Jun 12, 2007 10:37 pm US/Central
How Do You Know When You've Run A Red Light?
by Bennett Cunningham
GARLAND (CBS 11 News) ―
Throw out the driver's handbook. There's a new rule in town. When it comes to red light cameras there's a special line that drivers can't cross. Where is it? Here's a hint: it's imaginary.
Cameras in the City of Garland caught Noel Hillis running a red light. He went to an administrative hearing to fight the ticket and lost. The hearing officer, a former Garland police officer, found Hillis liable for running the red. Hillis paid a fine but insisted he was innocent.
"My truck crossed the stop line when the light turned red. He (the hearing officer) told me that the stop line is a lateral line parallel to the curb, which is 10 feet farther out (than) where it actually starts," Hillis says.
For red light cameras, the violation line is an imaginary one so imaginary that it's missing from the Texas driver's handbook. The book states that the stop line is before the crosswalk. Normally to avoid a ticket, if a driver has any part of the vehicle over the stop line before the light turns red there's no violation.
Hillis says the city expanded the zone, requiring him to reach the imaginary line before the light turned red.
Garland attorney Brad Neighbor walked CBS 11 News through an intersection and explained that city and state violation lines are different because of a quirk in the law.
A red light camera ticket is a civil violation and cities are prohibited from applying the state statute for violating a red light to the civil offense. To combat this, cities came up with their own rule that moves the violation out toward the curb.
Neighbor claims the way the red light camera system and the laws of physics operate, the only way the camera would catch a violator beyond the imaginary line is if that person had already run the red at the stop line.
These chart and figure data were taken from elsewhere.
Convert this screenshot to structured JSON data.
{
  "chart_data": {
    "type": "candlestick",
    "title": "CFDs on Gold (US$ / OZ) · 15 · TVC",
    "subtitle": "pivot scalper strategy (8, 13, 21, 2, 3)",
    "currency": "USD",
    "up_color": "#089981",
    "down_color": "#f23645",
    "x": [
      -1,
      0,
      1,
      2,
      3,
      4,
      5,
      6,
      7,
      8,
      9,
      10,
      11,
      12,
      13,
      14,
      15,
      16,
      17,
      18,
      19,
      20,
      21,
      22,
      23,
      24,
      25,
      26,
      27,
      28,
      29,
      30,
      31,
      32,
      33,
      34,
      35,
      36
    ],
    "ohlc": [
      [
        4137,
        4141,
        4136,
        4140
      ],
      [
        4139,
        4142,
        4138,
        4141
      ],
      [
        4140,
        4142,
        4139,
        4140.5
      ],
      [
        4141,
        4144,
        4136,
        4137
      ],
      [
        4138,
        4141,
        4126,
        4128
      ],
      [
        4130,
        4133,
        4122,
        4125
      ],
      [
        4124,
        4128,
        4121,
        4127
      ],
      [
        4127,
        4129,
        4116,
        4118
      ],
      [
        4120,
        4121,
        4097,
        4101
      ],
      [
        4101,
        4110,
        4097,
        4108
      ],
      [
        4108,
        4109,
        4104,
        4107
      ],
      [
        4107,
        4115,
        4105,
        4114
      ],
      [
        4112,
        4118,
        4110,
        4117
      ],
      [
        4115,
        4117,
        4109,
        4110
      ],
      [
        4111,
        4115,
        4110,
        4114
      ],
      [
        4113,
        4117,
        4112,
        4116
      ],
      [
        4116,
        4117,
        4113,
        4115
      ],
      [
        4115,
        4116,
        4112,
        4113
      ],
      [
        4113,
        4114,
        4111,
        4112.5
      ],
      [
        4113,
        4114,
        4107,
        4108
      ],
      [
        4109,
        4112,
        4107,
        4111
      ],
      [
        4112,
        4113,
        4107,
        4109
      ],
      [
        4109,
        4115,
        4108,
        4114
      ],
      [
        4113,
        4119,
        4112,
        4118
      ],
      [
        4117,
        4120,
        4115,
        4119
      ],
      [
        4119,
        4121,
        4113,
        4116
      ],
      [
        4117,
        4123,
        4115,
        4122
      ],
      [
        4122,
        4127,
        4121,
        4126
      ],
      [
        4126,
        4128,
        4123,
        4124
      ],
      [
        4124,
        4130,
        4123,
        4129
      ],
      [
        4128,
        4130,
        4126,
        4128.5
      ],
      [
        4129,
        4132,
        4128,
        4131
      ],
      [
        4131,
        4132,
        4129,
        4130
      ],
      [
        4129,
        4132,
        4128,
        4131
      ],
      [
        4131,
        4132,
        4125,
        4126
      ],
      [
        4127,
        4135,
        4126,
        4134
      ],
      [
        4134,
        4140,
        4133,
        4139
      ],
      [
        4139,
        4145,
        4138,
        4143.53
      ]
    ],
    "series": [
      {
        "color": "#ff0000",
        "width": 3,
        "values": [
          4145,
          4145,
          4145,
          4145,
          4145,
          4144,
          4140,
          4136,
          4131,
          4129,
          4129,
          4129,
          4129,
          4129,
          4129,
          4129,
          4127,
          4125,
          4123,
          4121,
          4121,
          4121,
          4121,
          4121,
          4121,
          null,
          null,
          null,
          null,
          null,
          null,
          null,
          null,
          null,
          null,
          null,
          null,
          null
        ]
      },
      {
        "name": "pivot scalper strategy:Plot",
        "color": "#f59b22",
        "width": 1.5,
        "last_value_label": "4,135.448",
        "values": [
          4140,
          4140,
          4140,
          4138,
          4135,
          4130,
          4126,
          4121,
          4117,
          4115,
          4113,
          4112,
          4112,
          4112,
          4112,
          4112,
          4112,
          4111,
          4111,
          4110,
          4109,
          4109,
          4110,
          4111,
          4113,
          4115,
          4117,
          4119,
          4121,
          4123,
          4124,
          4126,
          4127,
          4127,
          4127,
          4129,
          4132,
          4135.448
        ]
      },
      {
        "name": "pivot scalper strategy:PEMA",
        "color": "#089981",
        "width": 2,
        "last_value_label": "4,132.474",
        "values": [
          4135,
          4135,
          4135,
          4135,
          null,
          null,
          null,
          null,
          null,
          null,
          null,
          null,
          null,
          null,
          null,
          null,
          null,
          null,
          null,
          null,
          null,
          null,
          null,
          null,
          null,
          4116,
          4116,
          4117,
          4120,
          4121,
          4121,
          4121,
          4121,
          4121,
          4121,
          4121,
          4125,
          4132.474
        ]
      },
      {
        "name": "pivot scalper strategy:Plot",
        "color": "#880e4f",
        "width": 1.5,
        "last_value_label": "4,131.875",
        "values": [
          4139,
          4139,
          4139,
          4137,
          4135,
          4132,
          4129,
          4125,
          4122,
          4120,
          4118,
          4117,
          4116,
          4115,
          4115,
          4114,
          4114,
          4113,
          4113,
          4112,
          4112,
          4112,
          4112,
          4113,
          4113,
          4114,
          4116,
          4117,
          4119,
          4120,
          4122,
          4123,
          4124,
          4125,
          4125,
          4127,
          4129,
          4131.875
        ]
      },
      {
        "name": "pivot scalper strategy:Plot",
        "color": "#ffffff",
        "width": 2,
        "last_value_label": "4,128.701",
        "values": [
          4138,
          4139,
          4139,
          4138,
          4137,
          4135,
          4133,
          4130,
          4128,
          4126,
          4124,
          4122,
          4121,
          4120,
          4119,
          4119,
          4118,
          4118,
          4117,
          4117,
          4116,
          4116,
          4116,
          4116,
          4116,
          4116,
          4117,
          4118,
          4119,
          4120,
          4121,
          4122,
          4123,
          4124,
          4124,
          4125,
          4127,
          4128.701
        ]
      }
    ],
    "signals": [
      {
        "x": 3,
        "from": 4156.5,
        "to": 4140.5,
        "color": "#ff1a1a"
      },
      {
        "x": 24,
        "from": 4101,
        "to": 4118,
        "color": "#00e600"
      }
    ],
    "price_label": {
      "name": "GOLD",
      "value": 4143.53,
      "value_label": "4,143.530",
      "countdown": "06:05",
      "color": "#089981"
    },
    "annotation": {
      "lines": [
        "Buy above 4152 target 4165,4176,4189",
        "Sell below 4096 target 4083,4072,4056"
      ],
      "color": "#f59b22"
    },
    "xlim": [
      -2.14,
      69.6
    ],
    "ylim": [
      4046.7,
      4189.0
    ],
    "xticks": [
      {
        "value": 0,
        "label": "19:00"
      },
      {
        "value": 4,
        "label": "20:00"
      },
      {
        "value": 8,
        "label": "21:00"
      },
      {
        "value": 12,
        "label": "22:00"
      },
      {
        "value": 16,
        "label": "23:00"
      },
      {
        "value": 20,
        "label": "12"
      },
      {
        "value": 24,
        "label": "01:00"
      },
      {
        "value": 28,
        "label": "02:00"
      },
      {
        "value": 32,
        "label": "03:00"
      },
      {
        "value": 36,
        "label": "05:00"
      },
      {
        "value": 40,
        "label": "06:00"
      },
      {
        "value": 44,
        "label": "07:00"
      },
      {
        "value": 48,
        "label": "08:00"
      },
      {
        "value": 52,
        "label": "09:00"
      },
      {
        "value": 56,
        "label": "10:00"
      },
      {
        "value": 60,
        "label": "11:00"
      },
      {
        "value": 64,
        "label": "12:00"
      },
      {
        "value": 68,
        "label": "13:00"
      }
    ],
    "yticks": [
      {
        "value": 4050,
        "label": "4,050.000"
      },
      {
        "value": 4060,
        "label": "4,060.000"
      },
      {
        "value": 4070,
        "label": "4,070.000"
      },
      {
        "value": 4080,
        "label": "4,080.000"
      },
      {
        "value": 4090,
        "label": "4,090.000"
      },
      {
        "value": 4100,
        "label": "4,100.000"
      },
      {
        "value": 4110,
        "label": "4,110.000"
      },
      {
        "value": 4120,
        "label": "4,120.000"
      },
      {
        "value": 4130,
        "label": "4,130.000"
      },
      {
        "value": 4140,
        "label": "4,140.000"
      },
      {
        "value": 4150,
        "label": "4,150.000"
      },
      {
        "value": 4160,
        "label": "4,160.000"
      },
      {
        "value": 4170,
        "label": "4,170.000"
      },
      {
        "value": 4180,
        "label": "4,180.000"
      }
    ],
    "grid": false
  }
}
CBS 11 News did some checking and it appears that every North Texas city that has a red light camera has a similar 'imaginary line' ordinance. That was news to Mr. Hillis who decided to appeal his case to the municipal court. The city abruptly dropped the case and Hillis got his money back.
To eliminate confusion, Governor Perry plans to sign a bill allowing the civil red light ordinance to apply to the state red light law so the stop line is the true and unequivocal violation line.
A side note Garland city officials say red light cameras
haven't produced revenue since September 2006, but say state violations are down 80 percent.